1)"variety": it's the generalization of a surface. The most usual are topological "varieties" and differentiable "varieties";

This is called a manifold in English. (Note that the term "variety" also exists in English, but refers instead to algebraic varieties that are defined by polynomial equations.)

2)"subvariety":the "subvariety" of a "variety" $M$ is a subset $S$ which himself has the structure of a "variety";

This is a submanifold.

3)"immerse subvariety": An "immerse subvariety" of a "variety" $M$ is the image $S$ of an immersion $f:N\to M$ which need not to be injective;

This is an immersed submanifold.

4)"immersed subvariety" ou "regular subvariety": is an immersed subvariety whose immersion is a "topological dive".

This is an embedded submanifold.

5)"topological dive": is an injective immersion whose inverse function is continuous.

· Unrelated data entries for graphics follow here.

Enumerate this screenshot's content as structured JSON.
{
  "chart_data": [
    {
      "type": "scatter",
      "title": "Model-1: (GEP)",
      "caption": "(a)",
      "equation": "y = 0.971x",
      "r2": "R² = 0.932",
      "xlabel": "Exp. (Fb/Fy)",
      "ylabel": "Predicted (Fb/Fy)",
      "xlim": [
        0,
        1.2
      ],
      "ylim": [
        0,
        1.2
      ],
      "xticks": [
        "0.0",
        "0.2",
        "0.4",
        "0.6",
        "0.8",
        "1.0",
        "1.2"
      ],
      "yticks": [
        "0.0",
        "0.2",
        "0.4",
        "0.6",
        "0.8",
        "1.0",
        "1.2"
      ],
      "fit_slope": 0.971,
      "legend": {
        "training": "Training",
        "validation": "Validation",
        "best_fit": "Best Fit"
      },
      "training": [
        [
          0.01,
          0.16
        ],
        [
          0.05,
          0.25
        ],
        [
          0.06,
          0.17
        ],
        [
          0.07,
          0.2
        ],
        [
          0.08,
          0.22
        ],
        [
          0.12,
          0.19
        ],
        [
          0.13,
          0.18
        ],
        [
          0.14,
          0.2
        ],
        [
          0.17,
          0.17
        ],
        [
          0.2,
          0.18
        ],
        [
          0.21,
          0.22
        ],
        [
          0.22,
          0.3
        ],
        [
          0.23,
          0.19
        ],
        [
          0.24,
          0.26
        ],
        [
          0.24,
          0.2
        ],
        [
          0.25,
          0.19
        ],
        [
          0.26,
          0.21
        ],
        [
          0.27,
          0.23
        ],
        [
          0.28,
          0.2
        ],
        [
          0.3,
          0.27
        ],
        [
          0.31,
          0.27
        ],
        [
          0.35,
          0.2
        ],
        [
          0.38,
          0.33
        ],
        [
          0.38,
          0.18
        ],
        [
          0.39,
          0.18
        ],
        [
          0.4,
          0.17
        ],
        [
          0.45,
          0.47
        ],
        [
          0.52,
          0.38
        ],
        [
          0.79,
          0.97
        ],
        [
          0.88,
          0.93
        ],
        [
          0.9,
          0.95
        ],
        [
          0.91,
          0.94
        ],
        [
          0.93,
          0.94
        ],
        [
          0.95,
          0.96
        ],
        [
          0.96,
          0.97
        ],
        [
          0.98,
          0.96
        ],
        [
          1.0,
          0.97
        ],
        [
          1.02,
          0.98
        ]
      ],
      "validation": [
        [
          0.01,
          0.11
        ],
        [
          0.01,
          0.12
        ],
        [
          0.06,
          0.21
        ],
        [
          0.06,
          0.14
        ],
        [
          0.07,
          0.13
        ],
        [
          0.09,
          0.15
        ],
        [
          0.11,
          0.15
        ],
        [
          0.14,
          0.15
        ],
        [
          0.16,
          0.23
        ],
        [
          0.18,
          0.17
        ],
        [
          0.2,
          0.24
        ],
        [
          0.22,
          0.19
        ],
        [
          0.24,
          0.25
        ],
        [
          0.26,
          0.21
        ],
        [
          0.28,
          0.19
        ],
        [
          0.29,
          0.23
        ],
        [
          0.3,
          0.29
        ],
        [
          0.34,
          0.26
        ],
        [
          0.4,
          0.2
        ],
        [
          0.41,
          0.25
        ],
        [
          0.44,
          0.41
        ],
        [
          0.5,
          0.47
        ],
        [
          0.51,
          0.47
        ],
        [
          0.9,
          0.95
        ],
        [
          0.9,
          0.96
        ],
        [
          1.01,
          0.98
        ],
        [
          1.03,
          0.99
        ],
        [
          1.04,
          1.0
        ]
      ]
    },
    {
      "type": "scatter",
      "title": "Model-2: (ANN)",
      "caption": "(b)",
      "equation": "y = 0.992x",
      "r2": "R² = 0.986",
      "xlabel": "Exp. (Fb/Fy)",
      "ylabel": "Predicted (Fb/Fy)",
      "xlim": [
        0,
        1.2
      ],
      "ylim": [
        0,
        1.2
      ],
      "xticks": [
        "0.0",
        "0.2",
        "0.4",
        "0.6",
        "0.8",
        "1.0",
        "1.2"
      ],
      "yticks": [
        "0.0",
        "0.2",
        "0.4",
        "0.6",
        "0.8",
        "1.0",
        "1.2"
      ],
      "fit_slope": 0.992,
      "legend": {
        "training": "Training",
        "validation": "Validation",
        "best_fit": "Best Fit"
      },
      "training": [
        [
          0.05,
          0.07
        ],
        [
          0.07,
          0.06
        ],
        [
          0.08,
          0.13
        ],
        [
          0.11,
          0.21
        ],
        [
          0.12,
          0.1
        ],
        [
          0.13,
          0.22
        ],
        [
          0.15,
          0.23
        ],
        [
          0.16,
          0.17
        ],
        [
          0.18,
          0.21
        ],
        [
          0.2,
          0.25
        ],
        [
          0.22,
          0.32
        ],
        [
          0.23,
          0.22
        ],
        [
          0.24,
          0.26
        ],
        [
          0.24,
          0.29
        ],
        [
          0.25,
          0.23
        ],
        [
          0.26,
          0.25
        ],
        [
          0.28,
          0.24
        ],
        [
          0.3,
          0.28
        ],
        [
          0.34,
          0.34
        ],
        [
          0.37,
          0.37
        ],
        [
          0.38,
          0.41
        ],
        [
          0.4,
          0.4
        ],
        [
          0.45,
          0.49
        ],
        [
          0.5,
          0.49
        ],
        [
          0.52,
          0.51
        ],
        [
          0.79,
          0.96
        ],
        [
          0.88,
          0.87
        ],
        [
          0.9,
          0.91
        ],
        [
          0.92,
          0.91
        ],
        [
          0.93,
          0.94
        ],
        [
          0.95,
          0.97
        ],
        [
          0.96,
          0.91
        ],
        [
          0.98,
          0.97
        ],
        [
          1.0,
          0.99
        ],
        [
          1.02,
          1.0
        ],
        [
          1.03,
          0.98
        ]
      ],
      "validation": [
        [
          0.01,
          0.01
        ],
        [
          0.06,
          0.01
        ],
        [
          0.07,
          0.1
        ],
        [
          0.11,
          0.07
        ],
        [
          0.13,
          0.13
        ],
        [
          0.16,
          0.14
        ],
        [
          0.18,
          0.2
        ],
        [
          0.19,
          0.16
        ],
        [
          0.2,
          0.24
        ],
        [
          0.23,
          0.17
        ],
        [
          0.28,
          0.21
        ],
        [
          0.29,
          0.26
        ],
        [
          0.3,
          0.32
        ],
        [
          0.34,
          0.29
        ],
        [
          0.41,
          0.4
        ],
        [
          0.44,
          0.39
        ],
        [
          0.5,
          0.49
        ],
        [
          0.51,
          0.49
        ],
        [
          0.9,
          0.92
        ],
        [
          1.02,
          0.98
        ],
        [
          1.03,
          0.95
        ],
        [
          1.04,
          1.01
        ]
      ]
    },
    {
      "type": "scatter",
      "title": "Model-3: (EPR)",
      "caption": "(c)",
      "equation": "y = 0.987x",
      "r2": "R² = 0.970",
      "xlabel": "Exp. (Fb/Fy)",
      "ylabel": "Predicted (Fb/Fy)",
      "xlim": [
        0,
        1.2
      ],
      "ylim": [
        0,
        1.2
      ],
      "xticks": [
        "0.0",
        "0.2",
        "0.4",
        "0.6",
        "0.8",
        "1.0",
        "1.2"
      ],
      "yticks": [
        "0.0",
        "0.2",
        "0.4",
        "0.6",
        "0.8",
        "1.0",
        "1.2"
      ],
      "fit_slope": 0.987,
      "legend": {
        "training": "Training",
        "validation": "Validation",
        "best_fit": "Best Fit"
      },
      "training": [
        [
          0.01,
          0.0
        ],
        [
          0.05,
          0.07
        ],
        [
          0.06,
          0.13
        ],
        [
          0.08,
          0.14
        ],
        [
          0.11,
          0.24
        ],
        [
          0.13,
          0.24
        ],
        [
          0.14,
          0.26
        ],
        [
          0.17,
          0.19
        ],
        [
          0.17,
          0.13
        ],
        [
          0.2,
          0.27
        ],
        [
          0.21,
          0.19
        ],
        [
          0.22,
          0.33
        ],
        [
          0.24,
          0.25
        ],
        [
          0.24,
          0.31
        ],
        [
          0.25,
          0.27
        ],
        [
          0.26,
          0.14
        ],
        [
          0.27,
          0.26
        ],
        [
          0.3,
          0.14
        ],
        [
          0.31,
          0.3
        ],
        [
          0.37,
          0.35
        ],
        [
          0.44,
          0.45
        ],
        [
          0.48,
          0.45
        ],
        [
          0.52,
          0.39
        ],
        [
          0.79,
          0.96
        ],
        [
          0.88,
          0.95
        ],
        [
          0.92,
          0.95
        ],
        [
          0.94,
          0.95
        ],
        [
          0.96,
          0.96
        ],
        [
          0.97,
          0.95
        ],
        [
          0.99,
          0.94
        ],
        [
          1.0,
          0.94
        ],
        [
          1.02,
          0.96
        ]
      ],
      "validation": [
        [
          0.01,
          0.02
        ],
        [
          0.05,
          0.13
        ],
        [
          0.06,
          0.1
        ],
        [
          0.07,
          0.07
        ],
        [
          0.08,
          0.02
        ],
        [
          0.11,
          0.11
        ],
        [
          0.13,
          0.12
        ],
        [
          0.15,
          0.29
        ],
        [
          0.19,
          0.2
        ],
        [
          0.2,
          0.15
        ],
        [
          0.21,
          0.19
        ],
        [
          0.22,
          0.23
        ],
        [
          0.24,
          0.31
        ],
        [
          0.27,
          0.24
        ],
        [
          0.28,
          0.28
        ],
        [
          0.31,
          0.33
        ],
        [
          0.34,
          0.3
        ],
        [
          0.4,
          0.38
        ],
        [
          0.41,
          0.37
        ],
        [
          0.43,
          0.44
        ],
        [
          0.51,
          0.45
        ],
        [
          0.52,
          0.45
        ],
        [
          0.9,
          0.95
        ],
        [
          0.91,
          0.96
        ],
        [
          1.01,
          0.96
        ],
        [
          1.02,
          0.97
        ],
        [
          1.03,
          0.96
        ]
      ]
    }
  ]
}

This is an embedding. Note that in English there is a distinction between a "topological embedding" and a "smooth embedding", but it seems that your "topological dive" actually means a "smooth embedding", not a topological embedding. A topological embedding would be the same thing except it is merely required to be continuous, rather than an immersion. (Note, though, that a map is a smooth embedding iff it is both a topological embedding and an immersion, so in item 4) above it makes no difference since the map is already assumed to be an immersion.)